Chez les francs, c'est la dynastie des Mérovingiens qui domine (481-751). Clovis (481-511) et ses fils construisent  leur royaume par des conquêtes successives de nouveaux territoires et d'imposer à leurs populations un prélèvement de leur richesse : le roi n'est reconnu que s'il remplit cette fonction rendue d'autant plus indispensable que la règle veut que son domaine se transmette à ses descendants après que ses fidèles serviteurs en aient reçu une partie en récompense de leur courage et de leur fidélité. 

Le concept de puissance publique n'existe donc pas : seul compte l'identification du chef au territoire. La société d'alors fonctionne par le pillage et le partage : la puissance s'identifie à la capacité guerrière.Même si pour ces peuples nomades, le seul pouvoir central reconnu est celui du chef de la horde, l'occident fonctionne avec des règles de droit écrit, système hérité des romains, qui s'impose à tous ceux qui vivent à l'intérieur de l'empire avec un  principe : celui de la  propriété privée .

Pendant le règne des  mérovingiens , l'église bénéficie d'un privilège d'immunité déjà présent sous les Romains. C'est à l'église que revient l'obligation de percevoir les ressources du roi dans les territoires qu'elle possède ou qu'elle contrôle. Les Évêques sont en quelque sorte, les percepteurs du roi puisque les agents royaux ne peuvent pas pénétrer sur les territoires qui bénéficient d'une immunité. 

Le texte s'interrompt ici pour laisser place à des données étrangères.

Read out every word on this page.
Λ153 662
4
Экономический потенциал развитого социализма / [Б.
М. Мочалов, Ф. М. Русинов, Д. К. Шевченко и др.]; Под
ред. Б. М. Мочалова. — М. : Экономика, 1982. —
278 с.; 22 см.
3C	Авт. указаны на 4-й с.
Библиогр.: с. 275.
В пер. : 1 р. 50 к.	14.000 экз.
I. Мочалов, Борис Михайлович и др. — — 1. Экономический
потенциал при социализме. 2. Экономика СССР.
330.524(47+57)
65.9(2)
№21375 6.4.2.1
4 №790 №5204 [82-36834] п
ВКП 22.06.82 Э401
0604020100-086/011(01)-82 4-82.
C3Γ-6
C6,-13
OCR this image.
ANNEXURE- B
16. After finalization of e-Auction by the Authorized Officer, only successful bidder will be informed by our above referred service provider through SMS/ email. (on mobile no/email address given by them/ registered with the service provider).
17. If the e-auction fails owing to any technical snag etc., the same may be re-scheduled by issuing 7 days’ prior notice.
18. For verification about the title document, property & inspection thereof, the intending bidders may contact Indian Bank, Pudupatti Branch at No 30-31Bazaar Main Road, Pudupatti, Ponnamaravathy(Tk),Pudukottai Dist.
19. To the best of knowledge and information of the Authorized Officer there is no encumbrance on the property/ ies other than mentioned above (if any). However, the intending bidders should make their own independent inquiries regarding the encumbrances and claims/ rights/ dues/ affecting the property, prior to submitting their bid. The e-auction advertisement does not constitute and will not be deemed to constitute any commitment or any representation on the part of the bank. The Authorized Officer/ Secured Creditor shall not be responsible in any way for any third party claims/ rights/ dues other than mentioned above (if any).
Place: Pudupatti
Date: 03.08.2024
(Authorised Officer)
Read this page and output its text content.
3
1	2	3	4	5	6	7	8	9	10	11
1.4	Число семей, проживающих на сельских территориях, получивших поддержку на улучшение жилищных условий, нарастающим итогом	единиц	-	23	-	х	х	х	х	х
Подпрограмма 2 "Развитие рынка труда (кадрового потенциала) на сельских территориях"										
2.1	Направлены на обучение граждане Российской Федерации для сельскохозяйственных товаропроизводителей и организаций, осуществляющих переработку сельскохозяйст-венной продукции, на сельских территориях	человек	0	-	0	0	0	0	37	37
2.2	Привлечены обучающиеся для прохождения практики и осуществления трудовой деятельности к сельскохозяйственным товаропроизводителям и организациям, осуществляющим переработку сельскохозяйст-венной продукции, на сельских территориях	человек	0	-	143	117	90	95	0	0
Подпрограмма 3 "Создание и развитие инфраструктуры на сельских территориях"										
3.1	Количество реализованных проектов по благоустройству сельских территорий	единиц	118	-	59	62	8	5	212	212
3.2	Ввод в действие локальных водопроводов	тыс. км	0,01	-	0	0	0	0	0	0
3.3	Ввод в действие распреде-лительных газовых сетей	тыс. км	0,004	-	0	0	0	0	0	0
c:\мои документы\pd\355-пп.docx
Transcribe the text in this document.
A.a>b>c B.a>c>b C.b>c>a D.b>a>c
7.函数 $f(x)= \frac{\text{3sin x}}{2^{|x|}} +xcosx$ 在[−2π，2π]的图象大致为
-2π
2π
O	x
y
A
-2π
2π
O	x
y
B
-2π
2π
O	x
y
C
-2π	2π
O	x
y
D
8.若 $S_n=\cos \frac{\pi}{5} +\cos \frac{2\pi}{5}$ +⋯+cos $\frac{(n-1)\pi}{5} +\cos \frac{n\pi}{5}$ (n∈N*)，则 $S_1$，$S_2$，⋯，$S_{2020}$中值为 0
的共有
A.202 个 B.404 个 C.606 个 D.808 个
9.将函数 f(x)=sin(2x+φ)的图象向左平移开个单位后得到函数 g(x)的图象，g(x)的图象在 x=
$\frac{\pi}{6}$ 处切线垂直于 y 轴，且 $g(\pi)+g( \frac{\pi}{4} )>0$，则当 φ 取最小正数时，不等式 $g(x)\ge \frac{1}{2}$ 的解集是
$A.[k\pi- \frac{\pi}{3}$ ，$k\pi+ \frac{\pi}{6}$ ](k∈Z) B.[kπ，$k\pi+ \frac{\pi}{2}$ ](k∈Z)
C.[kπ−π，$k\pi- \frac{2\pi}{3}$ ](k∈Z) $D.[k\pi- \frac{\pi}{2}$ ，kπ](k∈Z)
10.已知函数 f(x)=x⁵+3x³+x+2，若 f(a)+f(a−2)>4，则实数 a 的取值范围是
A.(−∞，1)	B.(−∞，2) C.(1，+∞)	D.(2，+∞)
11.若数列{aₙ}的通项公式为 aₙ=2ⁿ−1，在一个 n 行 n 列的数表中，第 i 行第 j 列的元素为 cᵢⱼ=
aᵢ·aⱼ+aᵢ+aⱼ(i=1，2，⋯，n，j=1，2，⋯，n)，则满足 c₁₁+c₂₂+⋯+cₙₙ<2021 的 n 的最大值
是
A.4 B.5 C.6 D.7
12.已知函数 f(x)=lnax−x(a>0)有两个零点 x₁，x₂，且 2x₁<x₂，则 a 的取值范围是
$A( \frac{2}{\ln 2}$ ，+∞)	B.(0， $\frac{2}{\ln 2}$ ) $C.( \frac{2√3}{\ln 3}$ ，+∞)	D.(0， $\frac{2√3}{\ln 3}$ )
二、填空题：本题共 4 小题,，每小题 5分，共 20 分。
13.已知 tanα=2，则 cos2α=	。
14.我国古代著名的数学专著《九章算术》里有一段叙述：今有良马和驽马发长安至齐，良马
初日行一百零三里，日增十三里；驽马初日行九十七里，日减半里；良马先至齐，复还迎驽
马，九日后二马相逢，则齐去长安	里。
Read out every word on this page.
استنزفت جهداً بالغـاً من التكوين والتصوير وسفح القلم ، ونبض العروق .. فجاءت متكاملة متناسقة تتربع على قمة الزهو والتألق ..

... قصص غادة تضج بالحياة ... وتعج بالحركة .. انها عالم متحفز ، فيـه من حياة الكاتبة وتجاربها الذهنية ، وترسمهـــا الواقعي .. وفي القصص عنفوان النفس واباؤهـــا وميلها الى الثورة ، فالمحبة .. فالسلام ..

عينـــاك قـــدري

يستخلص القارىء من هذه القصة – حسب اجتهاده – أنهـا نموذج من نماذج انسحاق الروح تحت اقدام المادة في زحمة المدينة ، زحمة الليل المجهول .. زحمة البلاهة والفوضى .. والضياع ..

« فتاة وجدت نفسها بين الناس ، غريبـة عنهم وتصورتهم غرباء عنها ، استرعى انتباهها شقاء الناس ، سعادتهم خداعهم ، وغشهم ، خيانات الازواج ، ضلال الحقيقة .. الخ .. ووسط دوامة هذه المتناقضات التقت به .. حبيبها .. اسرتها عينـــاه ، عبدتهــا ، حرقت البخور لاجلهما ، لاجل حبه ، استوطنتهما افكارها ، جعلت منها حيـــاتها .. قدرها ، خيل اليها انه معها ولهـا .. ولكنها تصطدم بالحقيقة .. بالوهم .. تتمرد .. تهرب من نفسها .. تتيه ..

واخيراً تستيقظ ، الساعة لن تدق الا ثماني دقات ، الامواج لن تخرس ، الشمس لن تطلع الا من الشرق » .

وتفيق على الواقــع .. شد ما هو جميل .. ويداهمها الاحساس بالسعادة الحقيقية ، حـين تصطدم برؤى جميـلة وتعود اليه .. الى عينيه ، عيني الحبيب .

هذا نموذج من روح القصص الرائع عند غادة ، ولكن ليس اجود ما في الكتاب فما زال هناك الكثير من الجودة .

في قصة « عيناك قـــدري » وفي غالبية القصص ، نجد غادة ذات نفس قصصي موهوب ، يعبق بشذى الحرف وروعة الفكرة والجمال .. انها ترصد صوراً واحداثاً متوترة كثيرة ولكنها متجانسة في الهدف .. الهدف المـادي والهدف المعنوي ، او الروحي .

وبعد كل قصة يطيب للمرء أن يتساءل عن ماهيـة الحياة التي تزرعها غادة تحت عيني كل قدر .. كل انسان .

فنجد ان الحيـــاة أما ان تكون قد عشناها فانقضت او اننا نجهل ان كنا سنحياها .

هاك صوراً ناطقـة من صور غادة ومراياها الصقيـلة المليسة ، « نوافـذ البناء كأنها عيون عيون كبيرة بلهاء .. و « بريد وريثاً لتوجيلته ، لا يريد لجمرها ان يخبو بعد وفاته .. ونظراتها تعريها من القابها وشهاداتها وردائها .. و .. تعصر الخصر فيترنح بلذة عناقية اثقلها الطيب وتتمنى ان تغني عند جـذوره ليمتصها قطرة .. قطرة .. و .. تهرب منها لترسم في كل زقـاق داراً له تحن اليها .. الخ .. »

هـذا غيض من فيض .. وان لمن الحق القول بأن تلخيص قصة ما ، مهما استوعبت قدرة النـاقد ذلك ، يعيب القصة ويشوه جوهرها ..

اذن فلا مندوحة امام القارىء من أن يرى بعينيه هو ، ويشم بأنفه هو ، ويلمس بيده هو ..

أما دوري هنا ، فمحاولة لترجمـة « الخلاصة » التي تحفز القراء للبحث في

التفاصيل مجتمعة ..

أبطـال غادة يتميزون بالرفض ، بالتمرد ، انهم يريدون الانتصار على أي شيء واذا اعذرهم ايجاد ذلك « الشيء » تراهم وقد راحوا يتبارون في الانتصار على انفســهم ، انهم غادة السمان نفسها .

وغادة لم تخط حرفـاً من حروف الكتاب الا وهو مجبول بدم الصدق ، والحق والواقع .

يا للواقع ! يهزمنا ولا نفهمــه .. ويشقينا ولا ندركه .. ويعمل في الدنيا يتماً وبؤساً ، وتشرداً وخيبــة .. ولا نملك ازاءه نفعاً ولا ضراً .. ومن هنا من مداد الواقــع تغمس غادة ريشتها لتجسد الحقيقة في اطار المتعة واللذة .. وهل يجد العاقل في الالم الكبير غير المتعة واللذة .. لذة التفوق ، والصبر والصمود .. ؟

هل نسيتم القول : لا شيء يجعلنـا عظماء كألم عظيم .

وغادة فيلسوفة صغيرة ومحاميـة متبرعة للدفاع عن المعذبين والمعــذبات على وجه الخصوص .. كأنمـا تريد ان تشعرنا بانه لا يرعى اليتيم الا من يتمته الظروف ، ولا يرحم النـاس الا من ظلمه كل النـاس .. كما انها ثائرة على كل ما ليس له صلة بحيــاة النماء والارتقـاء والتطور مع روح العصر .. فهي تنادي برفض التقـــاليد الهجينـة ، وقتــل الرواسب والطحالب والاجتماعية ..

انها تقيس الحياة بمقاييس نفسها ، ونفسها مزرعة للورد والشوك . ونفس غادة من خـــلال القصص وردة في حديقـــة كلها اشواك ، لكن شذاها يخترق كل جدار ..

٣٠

Les gens d'église doivent alors collecter les revenus du domaine ainsi que les impôts est assurer les dépenses. Ainsi, à Cahors, c'est l'Évêque Didier ( 635 - 650) qui fait procéder aux travaux d'adduction d'eau et aux réparations des remparts de la ville. Au IXe siècle, les évêques sont les plus gros collecteurs d'impôts. Ce sont ces fonctions qui très vraisemblablement expliquent qu'à la fin du VIIe siècle, la vocation des gens d'église est plutôt patrimoniale que spirituelle. L'époque qui suit voit l'apogée des  Carolingiens ( 751-987) . Les rois  carolingiens  renforcent l'exigence de connaissance des possessions foncières afin de chiffrer les ressources. Les possessions du roi sont décrites dans des fiches appelées " fiscs ". 

Elles dressent domaine par domaine des états de la propriété et des revenus. Ces inventaires qui sont les ancêtres de nos rôles actuels sont tenus jusqu'au IXe siècle.

 Charlemagne , fils de Pépin le bref, mort en 768, reste seul roi des francs à partir de 771. Il  installe des comtes dans toutes les régions de l'Empire . Parallèlement aux évêques,  le comte  cumule toutes les fonctions civiles et militaires.

 Le comte et son suppléant,  le vicomte , surveillent la levée de l'impôt, en encaissent certains, moyennant paiement en nature sur les domaines de leur zone d'influence qui progressivement deviennent des  fiefs .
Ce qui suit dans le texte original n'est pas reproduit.